Paint what you want…

Have you ever had a conversation with someone you don’t know that well and you find yourself being more of who you REALLY are. Maybe because you know there is no judgement since they know nothing about you. Maybe you feel like you can let your guard down or just be how you want to be seen.

This then brings up some interesting thoughts or ideas. There is how we see ourselves, how others see us and how we want to be seen. Differentiating between these points are important as they are not at all the same.

A few years ago I went to the Power Athlete Symposium. It was in Austin, Texas. I flew from Toronto, Canada by myself and arrived at the event by myself not knowing a single soul. It was an incredible weekend and I met some really amazing people. I was in the middle of the hardest year of my life when I attended and I could even say it was the lowest point of my life. I felt like shit, I was exhausted, but I left feeling connected to new people in just one short weekend.

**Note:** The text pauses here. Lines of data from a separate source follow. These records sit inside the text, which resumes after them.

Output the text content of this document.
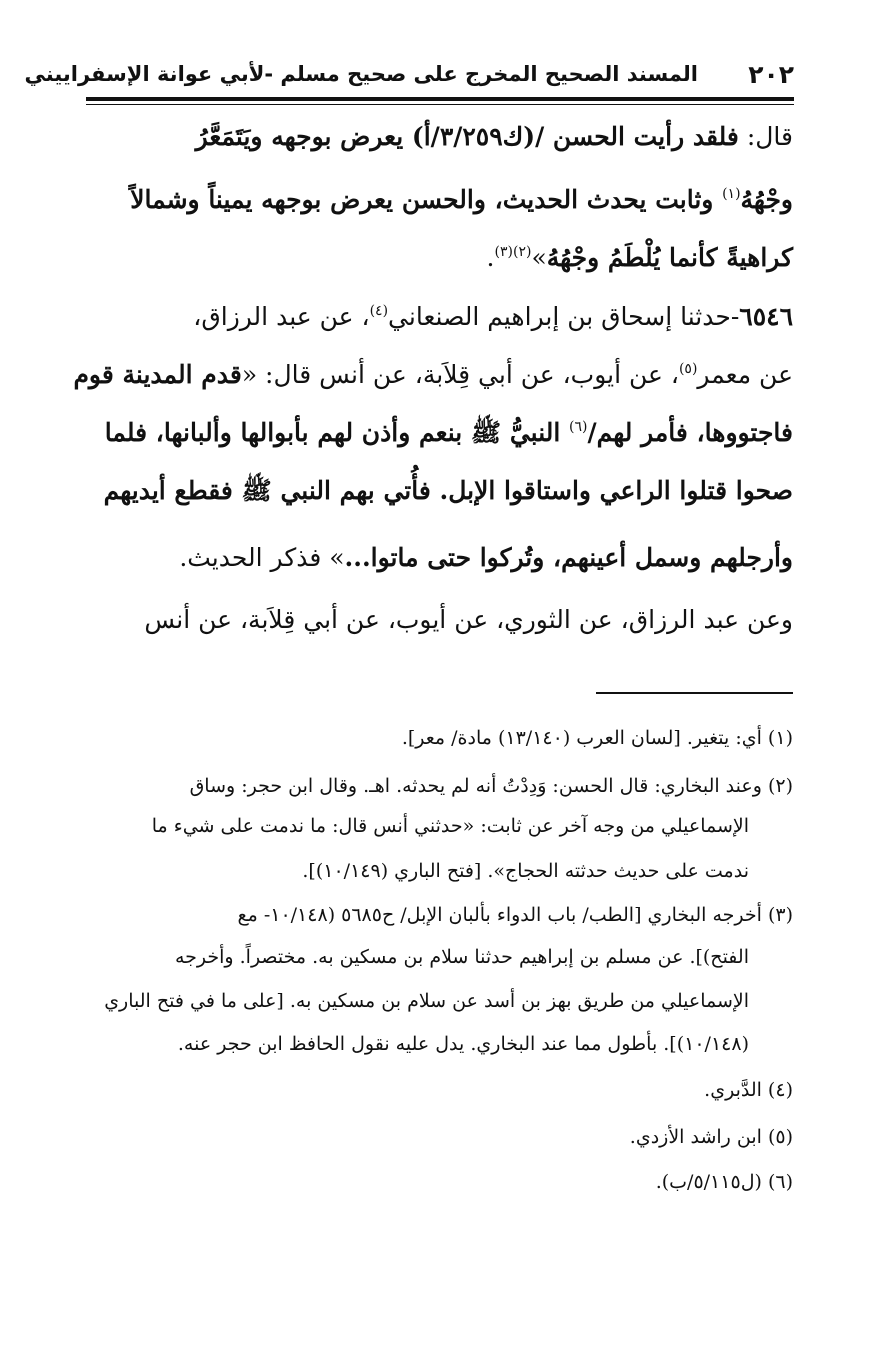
٢٠٢
المسند الصحيح المخرج على صحيح مسلم -لأبي عوانة الإسفراييني
قال: فلقد رأيت الحسن /(ك٣/٢٥٩/أ) يعرض بوجهه ويَتَمَعَّرُ
وجْهُهُ$^{(١)}$ وثابت يحدث الحديث، والحسن يعرض بوجهه يميناً وشمالاً
كراهيةً كأنما يُلْطَمُ وجْهُهُ»$^{(٢)(٣)}$.
٦٥٤٦-حدثنا إسحاق بن إبراهيم الصنعاني$^{(٤)}$، عن عبد الرزاق،
عن معمر$^{(٥)}$، عن أيوب، عن أبي قِلاَبة، عن أنس قال: «قدم المدينة قوم
فاجتووها، فأمر لهم/$^{(٦)}$ النبيُّ ﷺ بنعم وأذن لهم بأبوالها وألبانها، فلما
صحوا قتلوا الراعي واستاقوا الإبل. فأُتي بهم النبي ﷺ فقطع أيديهم
وأرجلهم وسمل أعينهم، وتُركوا حتى ماتوا...» فذكر الحديث.
وعن عبد الرزاق، عن الثوري، عن أيوب، عن أبي قِلاَبة، عن أنس
(١) أي: يتغير. [لسان العرب (١٣/١٤٠) مادة/ معر].
(٢) وعند البخاري: قال الحسن: وَدِدْتُ أنه لم يحدثه. اهـ. وقال ابن حجر: وساق
الإسماعيلي من وجه آخر عن ثابت: «حدثني أنس قال: ما ندمت على شيء ما
ندمت على حديث حدثته الحجاج». [فتح الباري (١٠/١٤٩)].
(٣) أخرجه البخاري [الطب/ باب الدواء بألبان الإبل/ ح٥٦٨٥ (١٠/١٤٨- مع
الفتح)]. عن مسلم بن إبراهيم حدثنا سلام بن مسكين به. مختصراً. وأخرجه
الإسماعيلي من طريق بهز بن أسد عن سلام بن مسكين به. [على ما في فتح الباري
(١٠/١٤٨)]. بأطول مما عند البخاري. يدل عليه نقول الحافظ ابن حجر عنه.
(٤) الدَّبري.
(٥) ابن راشد الأزدي.
(٦) (ل٥/١١٥/ب).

I have kept in touch with a few other these people. One thing that I notice is that while I may have met them at a point where I felt the most down I was still able to paint my own picture to them. Was it false? No not really, but I know that I often feel comfortable with strangers because I don’t have to pretend to be anything or anyone that I don’t want to be. So I would say that I paint or present my true self. Or more accurately I am able to be open and be how I want to be seen.

How we see ourselves is a bit like muddy water because I think it gets dirtied by the fact that we are making a story up of how we think others see us which then makes us see ourselves in an altered way. How others see us may not always be shared to us so it quite possibly could remain an unknown. And then how we want to be seen is, in my opinion difficult with people that have known us the longest because they are not always willing to see the growth, changes or new versions of ourselves. Sometimes they still see us as the old versions whereas a new person is seeing the HOW we want to be seen because we really don’t risk the judgement from them.

Today I was chatting with one of the guys that I met. He and his wife are expecting a baby so I was asking how is wife is feeling and when the baby is due. During our conversation I mentioned that I have been doing more writing and he commented that he didn’t know I liked writing. On one hand, how could he know when most of what we have in common is gym stuff, working out and coaching. On the other hand it was funny that I have no problem telling him that I have committed to writing a blog post every day for a year – yet am reluctant to share it with those in my daily life.

I don’t have a logical explanation for this other than I feel less inclined to share what I’m doing when I think someone isn’t that interested. I also am not seeking approval. I could say that this has probably always been an undiscovered passion and as I step into this new version of myself I suppose that I am aware not everyone will get it.

“To be yourself in a world that is constantly trying to make you something else is the greatest accomplishment”.